The AI art movement is also forming collectives to bring programmers, engineers, and creatives together to build out infrastructure for grander projects that require collaboration for success. The Generative Artist Club was initially started to better coordinate the activities of generative artists who were spread across social media platforms, making it difficult for them to share knowledge and experience. The club’s mission statement notes that its aims are now far more ambitious: “Our artwork manifests through digital mediums, crypto environments, robotics, and light.” The convergence of art with complex systems like robotics is fundamentally new, and something that could not be easily accomplished by solo artists. Specific algorithms have also spawned their own communities convening in online social spaces like Discord. Midjourney’s Discord community boasts a membership of fourteen million users, which is a testament to the tool’s general appeal. Does all of this social activity around AI tell us something about why it has become such a phenomenon on the internet? A common theme emerges in the digital communion between people and machines. The joy that comes from the shared experience of creating with others, be they real or artificial, is elevating that communion to something resembling McLuhan’s original vision for the internet.
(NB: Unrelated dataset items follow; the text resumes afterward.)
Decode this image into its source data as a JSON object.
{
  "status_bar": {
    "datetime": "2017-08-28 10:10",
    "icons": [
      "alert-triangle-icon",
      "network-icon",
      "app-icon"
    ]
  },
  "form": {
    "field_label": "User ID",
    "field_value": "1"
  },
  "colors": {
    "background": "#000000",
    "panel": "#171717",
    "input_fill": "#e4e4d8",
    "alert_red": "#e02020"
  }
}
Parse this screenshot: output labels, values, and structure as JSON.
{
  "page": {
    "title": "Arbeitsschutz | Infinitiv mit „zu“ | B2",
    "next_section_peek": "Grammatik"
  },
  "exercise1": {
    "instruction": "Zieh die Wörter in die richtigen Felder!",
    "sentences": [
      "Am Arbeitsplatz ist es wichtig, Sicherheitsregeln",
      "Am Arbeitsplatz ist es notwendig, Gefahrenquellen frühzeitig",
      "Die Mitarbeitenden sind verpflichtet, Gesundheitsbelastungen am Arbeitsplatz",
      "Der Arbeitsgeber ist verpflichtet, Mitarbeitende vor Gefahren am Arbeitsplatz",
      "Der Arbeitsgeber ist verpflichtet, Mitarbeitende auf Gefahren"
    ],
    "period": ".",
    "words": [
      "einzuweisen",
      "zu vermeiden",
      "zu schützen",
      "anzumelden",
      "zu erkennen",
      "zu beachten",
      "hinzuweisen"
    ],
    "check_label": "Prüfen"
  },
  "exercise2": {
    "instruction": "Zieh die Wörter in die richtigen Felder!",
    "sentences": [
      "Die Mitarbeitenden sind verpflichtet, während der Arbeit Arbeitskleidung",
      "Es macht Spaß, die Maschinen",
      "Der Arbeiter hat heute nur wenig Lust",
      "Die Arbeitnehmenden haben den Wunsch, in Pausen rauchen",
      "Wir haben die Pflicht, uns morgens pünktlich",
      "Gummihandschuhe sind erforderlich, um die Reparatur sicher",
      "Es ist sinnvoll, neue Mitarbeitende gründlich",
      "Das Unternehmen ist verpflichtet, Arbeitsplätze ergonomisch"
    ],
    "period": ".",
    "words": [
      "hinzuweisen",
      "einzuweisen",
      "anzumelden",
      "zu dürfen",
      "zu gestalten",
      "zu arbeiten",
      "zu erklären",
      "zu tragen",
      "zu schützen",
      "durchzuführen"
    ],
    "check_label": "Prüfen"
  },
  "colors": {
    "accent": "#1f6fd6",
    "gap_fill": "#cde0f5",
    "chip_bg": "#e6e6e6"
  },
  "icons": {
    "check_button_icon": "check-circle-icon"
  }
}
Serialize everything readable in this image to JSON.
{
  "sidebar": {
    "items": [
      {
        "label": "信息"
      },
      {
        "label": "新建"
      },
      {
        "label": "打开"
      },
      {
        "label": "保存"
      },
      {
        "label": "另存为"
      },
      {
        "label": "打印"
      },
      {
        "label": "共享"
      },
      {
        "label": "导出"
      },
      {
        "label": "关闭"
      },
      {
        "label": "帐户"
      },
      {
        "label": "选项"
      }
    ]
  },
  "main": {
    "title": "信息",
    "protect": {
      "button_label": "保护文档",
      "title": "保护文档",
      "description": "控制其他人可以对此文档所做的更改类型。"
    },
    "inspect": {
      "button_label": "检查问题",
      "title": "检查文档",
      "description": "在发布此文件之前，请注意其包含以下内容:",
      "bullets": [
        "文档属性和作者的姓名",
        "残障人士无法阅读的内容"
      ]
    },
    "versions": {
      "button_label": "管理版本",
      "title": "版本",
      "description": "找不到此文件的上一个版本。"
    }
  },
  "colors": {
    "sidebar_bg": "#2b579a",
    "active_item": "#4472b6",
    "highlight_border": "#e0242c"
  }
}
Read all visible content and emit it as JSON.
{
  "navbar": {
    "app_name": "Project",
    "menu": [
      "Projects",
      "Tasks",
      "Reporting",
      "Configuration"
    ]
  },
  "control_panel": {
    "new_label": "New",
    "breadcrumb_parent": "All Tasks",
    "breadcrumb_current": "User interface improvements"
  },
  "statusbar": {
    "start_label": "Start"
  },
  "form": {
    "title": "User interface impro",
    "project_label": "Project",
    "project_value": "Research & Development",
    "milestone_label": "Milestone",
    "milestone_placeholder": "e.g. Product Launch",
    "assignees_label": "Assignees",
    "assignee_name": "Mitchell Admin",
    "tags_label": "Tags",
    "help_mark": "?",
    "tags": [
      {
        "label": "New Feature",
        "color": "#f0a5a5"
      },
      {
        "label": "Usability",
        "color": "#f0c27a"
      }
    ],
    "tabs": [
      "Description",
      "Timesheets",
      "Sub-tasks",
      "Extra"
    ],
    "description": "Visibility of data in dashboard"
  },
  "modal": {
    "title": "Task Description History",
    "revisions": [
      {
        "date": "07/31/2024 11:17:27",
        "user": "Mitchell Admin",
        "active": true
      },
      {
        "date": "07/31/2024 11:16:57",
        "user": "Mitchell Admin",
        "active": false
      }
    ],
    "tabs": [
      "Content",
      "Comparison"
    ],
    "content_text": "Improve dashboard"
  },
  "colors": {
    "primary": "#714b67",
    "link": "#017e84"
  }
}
Of course, techno utopianism can lead us astray in our understanding of the strengths and weaknesses of this new technology. There can be no doubt that within the stories that AI tells us there is tension between the creative act and malicious deception, especially when both activities use the same set of software tools to achieve their end goals. We can’t ignore the social problems, nor the gut-level discomfort many people experience when confronted by AI, but they need to be properly contextualized through reasonable dialogue. When I asked her about what the field of AI can do to improve its reputation, Parikh had this to say:
I think accessible and educational material that helps laypeople understand the technology better would go a long way. I think telling the stories of how artists and designers and content creators in various capacities are leveraging these tools would help. Telling the story of how these tools democratize and enhance human creative expression would help. Sharing the arc of technology, making connections to analogous points in the past to help laypeople build perspective and frameworks about how to think about this would help. And finally, forums of communication that are more nuanced and balanced would help, but that’s not about AI, that’s a much broader issue.
By not falling prey to politicized sensationalism and being generous with our time to help others understand the positive uses of newly emerging technology, we can, without hesitation, be satisfied with a creation of AI. It is not the existential risk we might think it is. It is an extension of who we are. It is indeed very good.